The main fields of activity of criminal organisations
in St. Peters burg and Russia are: bank speculations (shady transactions);
fictitious real estate transactions; stealing and reselling cars; illegal ex
port of nonferrous metals; black-market transactions relating to humanitarian
aid» (bribing city functionaries for a wholesale purchase); production of and
traffic in fake hard liquor; arms sales; counterfeiting money. Furthermore,
control over gambling, agencies for supplying sexual services, and narcotics
businesses is taking shape.
In
the years 1995–1996, the Centre for Deviantology has
had a number of interviews with representatives of the criminal world (Y. Kostjukovski). In the course of the interviews, a tendency
for criminals to develop their professional skills has come to light.
Hi-tech
crimes are connected to computer engineering, such as bank frauds, but new
technologies are also used in such prosaic areas as the falsification of alcoholic
beverages, the manufacture of drugs, the theft of automobiles, or the
development of new weapons.
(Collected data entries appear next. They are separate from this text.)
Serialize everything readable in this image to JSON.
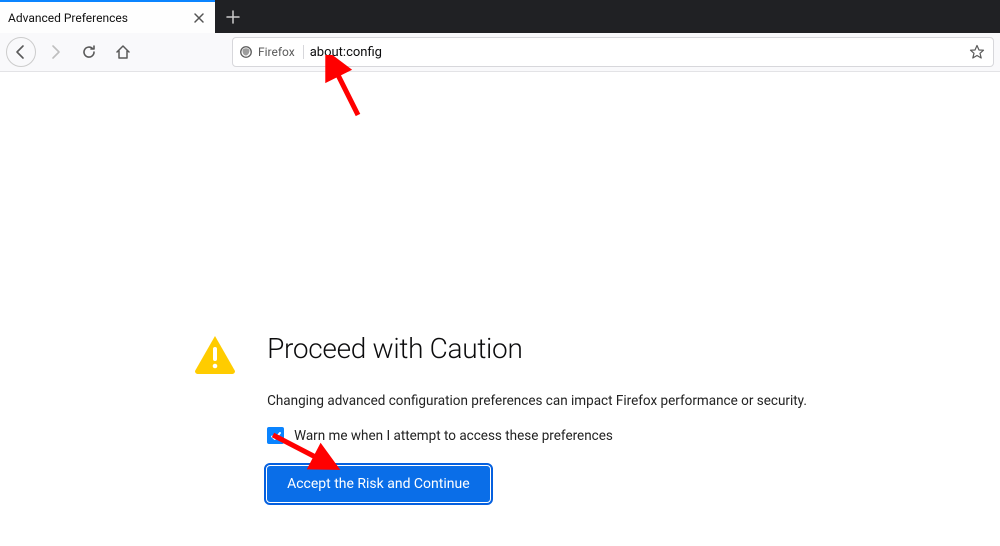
{
  "tab": {
    "title": "Advanced Preferences"
  },
  "url_bar": {
    "identity_label": "Firefox",
    "url_text": "about:config"
  },
  "warning": {
    "heading": "Proceed with Caution",
    "body_text": "Changing advanced configuration preferences can impact Firefox performance or security.",
    "checkbox_label": "Warn me when I attempt to access these preferences",
    "accept_button_label": "Accept the Risk and Continue"
  }
}
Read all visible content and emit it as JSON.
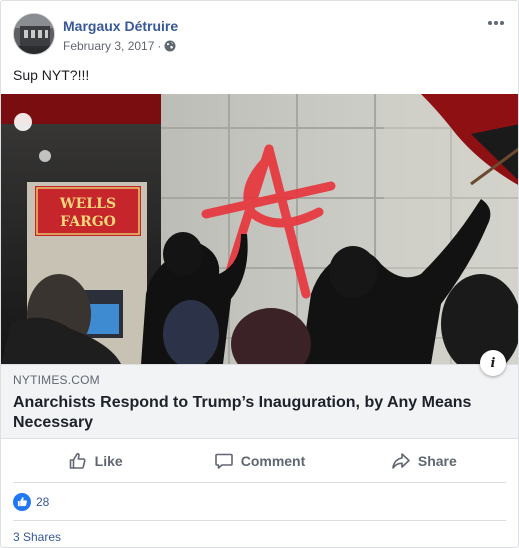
{
  "post": {
    "author": "Margaux Détruire",
    "date": "February 3, 2017",
    "separator": "·",
    "text": "Sup NYT?!!!",
    "privacy_icon": "globe-icon",
    "more_icon": "more-options-icon"
  },
  "link": {
    "domain": "NYTIMES.COM",
    "title": "Anarchists Respond to Trump’s Inauguration, by Any Means Necessary",
    "image_sign_text": [
      "WELLS",
      "FARGO"
    ],
    "info_icon_label": "i"
  },
  "actions": [
    {
      "label": "Like",
      "icon": "thumbs-up-icon"
    },
    {
      "label": "Comment",
      "icon": "comment-icon"
    },
    {
      "label": "Share",
      "icon": "share-icon"
    }
  ],
  "reactions": {
    "count": "28",
    "icon": "like-reaction-icon"
  },
  "shares": "3 Shares",
  "colors": {
    "link_blue": "#385898",
    "meta_gray": "#606770",
    "link_panel_bg": "#f2f3f5",
    "like_blue": "#2078f4",
    "graffiti_red": "#e8333b"
  }
}
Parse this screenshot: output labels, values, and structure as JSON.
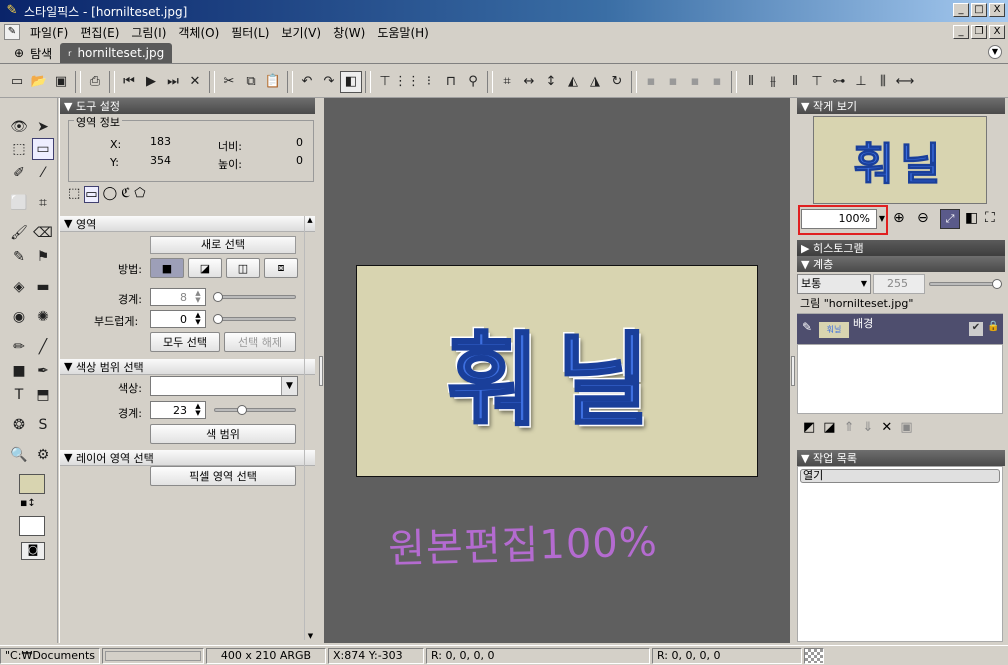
{
  "window": {
    "title": "스타일픽스 - [hornilteset.jpg]",
    "min": "_",
    "max": "□",
    "close": "X"
  },
  "menu": [
    "파일(F)",
    "편집(E)",
    "그림(I)",
    "객체(O)",
    "필터(L)",
    "보기(V)",
    "창(W)",
    "도움말(H)"
  ],
  "tabs": {
    "explore": "탐색",
    "file": "hornilteset.jpg"
  },
  "tool_settings": {
    "title": "도구 설정",
    "area_info": {
      "label": "영역 정보",
      "x_label": "X:",
      "x": "183",
      "y_label": "Y:",
      "y": "354",
      "w_label": "너비:",
      "w": "0",
      "h_label": "높이:",
      "h": "0"
    },
    "region": {
      "header": "영역",
      "new_selection": "새로 선택",
      "method_label": "방법:",
      "border_label": "경계:",
      "border_value": "8",
      "feather_label": "부드럽게:",
      "feather_value": "0",
      "select_all": "모두 선택",
      "deselect": "선택 해제"
    },
    "color_range": {
      "header": "색상 범위 선택",
      "color_label": "색상:",
      "border_label": "경계:",
      "border_value": "23",
      "button": "색 범위"
    },
    "layer_region": {
      "header": "레이어 영역 선택",
      "button": "픽셀 영역 선택"
    }
  },
  "canvas": {
    "image_text": "훠닐",
    "handwriting": "원본편집100%",
    "bg_color": "#d8d4b0",
    "text_color": "#3d6fe0"
  },
  "right": {
    "thumb_title": "작게 보기",
    "thumb_text": "훠닐",
    "zoom": "100%",
    "histogram": "히스토그램",
    "layers": {
      "title": "계층",
      "blend": "보통",
      "opacity": "255",
      "image_label": "그림 \"hornilteset.jpg\"",
      "layer_name": "배경",
      "layer_thumb": "훠닐"
    },
    "history": {
      "title": "작업 목록",
      "item": "열기"
    }
  },
  "status": {
    "path": "\"C:₩Documents a",
    "dims": "400 x 210 ARGB",
    "coords": "X:874 Y:-303",
    "rgb1": "R: 0, 0, 0, 0",
    "rgb2": "R: 0, 0, 0, 0"
  }
}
To some extent it is possible to show that new
developments in the field of computer engineering initially pass through
criminal structures. Growing attention is being given to attracting scientific
staff (chemists, programmers, economists, and lawyers), who today are engaged
in criminal business.
The
narcotics business is one of the least visible, well-established forms of
organised criminality in Russia. The police are not able to uncover the leaders
of the Russian narcotics mafia and only succeed in catching drug consumers or
ordinary distributors (the lowest level of the narcotics mafia). Only by
indirect indicators can we estimate the activity of criminal organisations in
the sphere of the narcotics business, such as when the police or the customs
capture large quantities of narcotics, or when examining the world wide web of
drug distributors, or by looking at the revealed ways of drug transportation
and drug traffic through the territory of Russia. The struggle against the
narcotics mafia is complicated by widespread corruption within the law
enforcement and power organisations and the political games Russia plays with
the countries which export drugs (Azerbaidzan, Chech nya, and the nations of
Middle Asia).
The
Mafia displays a keen interest in privatization. As one of our respondents put
it: «Their goal is to take hold of real estate.» They obtain information about
forthcoming auctions, come to the auctions with their armed men and decide who
buys what property and at what price. Active rivals from legal business are
requested to abstain from buying in order to avoid trouble.
More
and more information is also becoming available on the lobbying of some
representatives of state bodies by the mafia.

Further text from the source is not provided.